Of course he’ll be resurrected,” said Lady. “He’s got to be. Can you imagine what would happen if everybody all across the world got to church, and were faced with little signs on the church door: ‘Services cancelled due to lack of savior of mankind?’”

“Off-putting, to say the least,” I told her. “But you may have something, there. It may be that we all have a part to play in it, and that if Jesus is gonna have to drag his sorry-ass back here, as he may have done for 2000 years, then we all have to make it happen. Right—so I’ll do my part. I’ll go back to the first Sunday of Advent, which is approximately when the world fell apart for me….”

“So when was that?” asked Lady.

“In fact, it was the day after my birthday, or November 29. I had fallen a couple weeks before, you remember, and I don’t even remember my birthday. But anyway, it’ll be a stretch packing in all of the Christmas music into one week. Bach alone would be bad enough, but what about all the rest? Messiah, all of the French Baroque music like Couperin’s Messe de Minuit, to say nothing of Bach’s Christmas Oratorio itself. No, I’d really have to plow through a lot—musically speaking—to get this savior born before killing him off and resurrecting him again. And who’s to say it’s worth it? Why not let him take a year off, now and again?”

“No wonder you’re an atheist,” said Lady, “since it seems you hardly have half the energy to sustain faith. Nonsense, get down to work! After all, if Bach could write over 200 cantatas—though it was probably substantially more than that—the least thing you can do is listen to them.”
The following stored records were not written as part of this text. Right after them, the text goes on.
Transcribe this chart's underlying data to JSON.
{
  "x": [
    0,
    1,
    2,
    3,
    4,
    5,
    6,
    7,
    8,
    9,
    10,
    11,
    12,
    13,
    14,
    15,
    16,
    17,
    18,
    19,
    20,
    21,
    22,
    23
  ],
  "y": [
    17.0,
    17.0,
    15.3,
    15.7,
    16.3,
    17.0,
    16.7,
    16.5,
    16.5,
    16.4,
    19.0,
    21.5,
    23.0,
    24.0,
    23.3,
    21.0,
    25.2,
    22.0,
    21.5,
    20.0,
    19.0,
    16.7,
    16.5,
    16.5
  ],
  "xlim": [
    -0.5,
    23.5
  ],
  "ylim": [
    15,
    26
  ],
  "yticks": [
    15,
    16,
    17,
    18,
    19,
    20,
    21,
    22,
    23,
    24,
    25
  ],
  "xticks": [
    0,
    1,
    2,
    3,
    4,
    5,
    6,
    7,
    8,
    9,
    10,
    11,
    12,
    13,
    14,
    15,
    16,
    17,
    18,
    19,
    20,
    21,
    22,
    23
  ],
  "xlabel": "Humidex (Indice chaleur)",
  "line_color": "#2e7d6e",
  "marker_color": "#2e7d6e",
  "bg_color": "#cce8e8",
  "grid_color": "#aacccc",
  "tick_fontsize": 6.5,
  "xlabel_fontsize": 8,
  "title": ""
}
So I resolve to take on BWV 61, which is one of the two cantatas for the first Sunday of Advent. But I determined to hear Nikolaus Harnoncourt, since he had recently died, and since he had been known as “the pope of early music,” by somebody or other. But what happened when I tried to open it on YouTube? Absolutely none of my favorite conductors was available. Or rather, they were, but I kept getting those annoying “error” messages when I tried to click on them. No, it seemed as if YouTube had thrown down the gauntlet: no HIP (historically informed performances) today. I was left with Karl Richter, from the early 1970’s, and the effect was somewhat startling.

I would have been in my teens when I started listening seriously to Bach, and who would I have heard? People very much like Richter, who came to the score with intelligence and sound musical ideas, and who conducted them with a breath-taking sincerity. Not only that, but he got the best singers around to work with him: the great Fischer-Dieskau, Peter Schreier, Edith Mathis. Yes, it sounds dated to our ears, so used are we to modern HIP performances. And according to Wikipedia, Richter died an embittered man, since he had been derided as “old fashioned,” and thrown onto the rubbish heap of “inauthentic” performances.

The truth?

I no more know what Bach’s band of musicians sounded like than I know how Sappho proclaimed her odes. I suspect that Bach would be amazed at the quality of musicians today, but perhaps not. Because many of the cantatas contain solo parts of surprising virtuosity. Would Bach have written them if no one could have played them?

And so I enjoyed the Richter performance, taking me back as it did to a time when I was hearing so much great music for the first time. Yes, I was lying on the green sofa of my childhood living room, my mother was cooking dinner in the kitchen, my father was chatting with her and leaning against the refrigerator. The glorious music came to an end, and it occurred to me….

…Richter’s Christ will resurrect  again!